Stewart Stremler wrote:
At one of the early presentations, there was talk about only compiling
code on the *second* invocation -- I don't know if this is what they
finally went with.  I should probably go read up on it one of these
days.

Actually, it's more like a continuum. In server mode, they generally interpret on the first N invocations, where N isn't really a fixed value but rather a decision point based on profiling data. So, if small bit set of byte codes represents a large amount of processor time, it becomes disproportionately likely to be JIT'd. It goes further than that too, as particular performance hotspots become eligible for recompilation using more and more aggressive optimizations (including really crazy stuff like inlining of virtual functions and making assumptions about exceptions never being thrown, with a fallback code path where the bytecodes are effectively reevaluated in the event of an exception).

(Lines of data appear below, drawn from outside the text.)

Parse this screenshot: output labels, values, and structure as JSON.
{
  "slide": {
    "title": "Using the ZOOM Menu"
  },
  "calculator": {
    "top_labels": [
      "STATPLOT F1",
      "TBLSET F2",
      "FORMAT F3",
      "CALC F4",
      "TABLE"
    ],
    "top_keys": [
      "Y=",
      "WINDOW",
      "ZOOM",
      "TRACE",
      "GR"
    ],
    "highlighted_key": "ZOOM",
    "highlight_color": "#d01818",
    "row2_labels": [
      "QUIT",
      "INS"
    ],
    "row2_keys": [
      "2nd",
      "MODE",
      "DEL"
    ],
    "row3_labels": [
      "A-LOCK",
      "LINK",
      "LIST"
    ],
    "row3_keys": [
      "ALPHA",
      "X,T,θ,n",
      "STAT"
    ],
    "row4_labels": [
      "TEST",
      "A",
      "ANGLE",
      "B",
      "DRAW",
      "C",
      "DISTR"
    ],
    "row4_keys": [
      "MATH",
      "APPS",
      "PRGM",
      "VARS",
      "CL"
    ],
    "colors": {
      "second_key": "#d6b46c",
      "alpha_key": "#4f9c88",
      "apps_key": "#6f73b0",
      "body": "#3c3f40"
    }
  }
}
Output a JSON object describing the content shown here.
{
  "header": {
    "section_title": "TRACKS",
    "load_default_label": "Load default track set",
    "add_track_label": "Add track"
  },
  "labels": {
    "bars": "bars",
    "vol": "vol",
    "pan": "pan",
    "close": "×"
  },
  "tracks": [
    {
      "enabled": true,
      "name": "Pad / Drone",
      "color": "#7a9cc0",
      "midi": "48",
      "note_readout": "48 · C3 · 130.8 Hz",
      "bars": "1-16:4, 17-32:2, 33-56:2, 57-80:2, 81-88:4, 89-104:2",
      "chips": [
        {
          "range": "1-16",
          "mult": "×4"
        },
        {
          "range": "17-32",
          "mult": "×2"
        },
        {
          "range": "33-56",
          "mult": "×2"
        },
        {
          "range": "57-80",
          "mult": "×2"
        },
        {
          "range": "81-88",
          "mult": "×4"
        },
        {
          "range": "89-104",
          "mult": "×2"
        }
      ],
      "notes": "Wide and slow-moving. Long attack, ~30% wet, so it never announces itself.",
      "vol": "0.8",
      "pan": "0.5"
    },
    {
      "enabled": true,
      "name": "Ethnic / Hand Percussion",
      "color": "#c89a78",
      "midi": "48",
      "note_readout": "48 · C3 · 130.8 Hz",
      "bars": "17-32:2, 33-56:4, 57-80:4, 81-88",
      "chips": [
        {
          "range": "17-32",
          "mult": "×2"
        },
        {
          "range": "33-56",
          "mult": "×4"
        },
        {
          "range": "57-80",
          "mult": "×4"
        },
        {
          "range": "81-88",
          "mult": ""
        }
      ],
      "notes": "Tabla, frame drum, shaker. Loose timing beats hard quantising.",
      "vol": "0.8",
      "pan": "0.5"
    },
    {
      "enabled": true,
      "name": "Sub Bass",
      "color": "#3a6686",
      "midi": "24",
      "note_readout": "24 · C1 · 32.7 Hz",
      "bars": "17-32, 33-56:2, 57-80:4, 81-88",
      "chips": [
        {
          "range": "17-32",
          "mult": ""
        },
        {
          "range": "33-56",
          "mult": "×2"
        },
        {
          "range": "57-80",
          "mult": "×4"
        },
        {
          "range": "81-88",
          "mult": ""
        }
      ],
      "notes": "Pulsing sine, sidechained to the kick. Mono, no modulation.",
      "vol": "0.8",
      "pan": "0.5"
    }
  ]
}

Does gcj handle reflection yet? I've not kept up with it -- but that
would produce a binary quite a bit different than that produced with
C or C++ compilers.

Yes it supports reflection and yes that is why gcj comes with a distinct runtime library (libgcj).

So, what this shows, as was stated before in this thread, is that the language is a specification, and the runtime environment is typically an implementation detail.

The runtime is still specified.  It's not merely an implementation
detail. :)

It is an implementation detail from the perspective of the language design and definition. It isn't from the perspective of an application, component, or tool builder.

What, "JVM" and "Java Language" wasn't enough of a distinction? How
should they have done it?

Java and .NET have both suffered from overly broad branding. It would have been helpful to use a byte-code format and runtime brand that is independent of the language. The reality is that JVM bytecodes really only relate to Java language along the most primitive assumptions (and some of those ought to be dropped). It might even have helped make the JVM better (it is nice that Microsoft at least has a name for VM that is independent of their language "CLR = Command Language Runtime", which makes no reference to C# or .NET... unfortunately they also often use .NET in a context that effectively means CLR). If you don't think the Java brand has been spread too thin, perhaps you can tell me what "Java compatible" might mean? Does it mean something that works with the Java language? The Java VM? Java's RMI interface? JNI?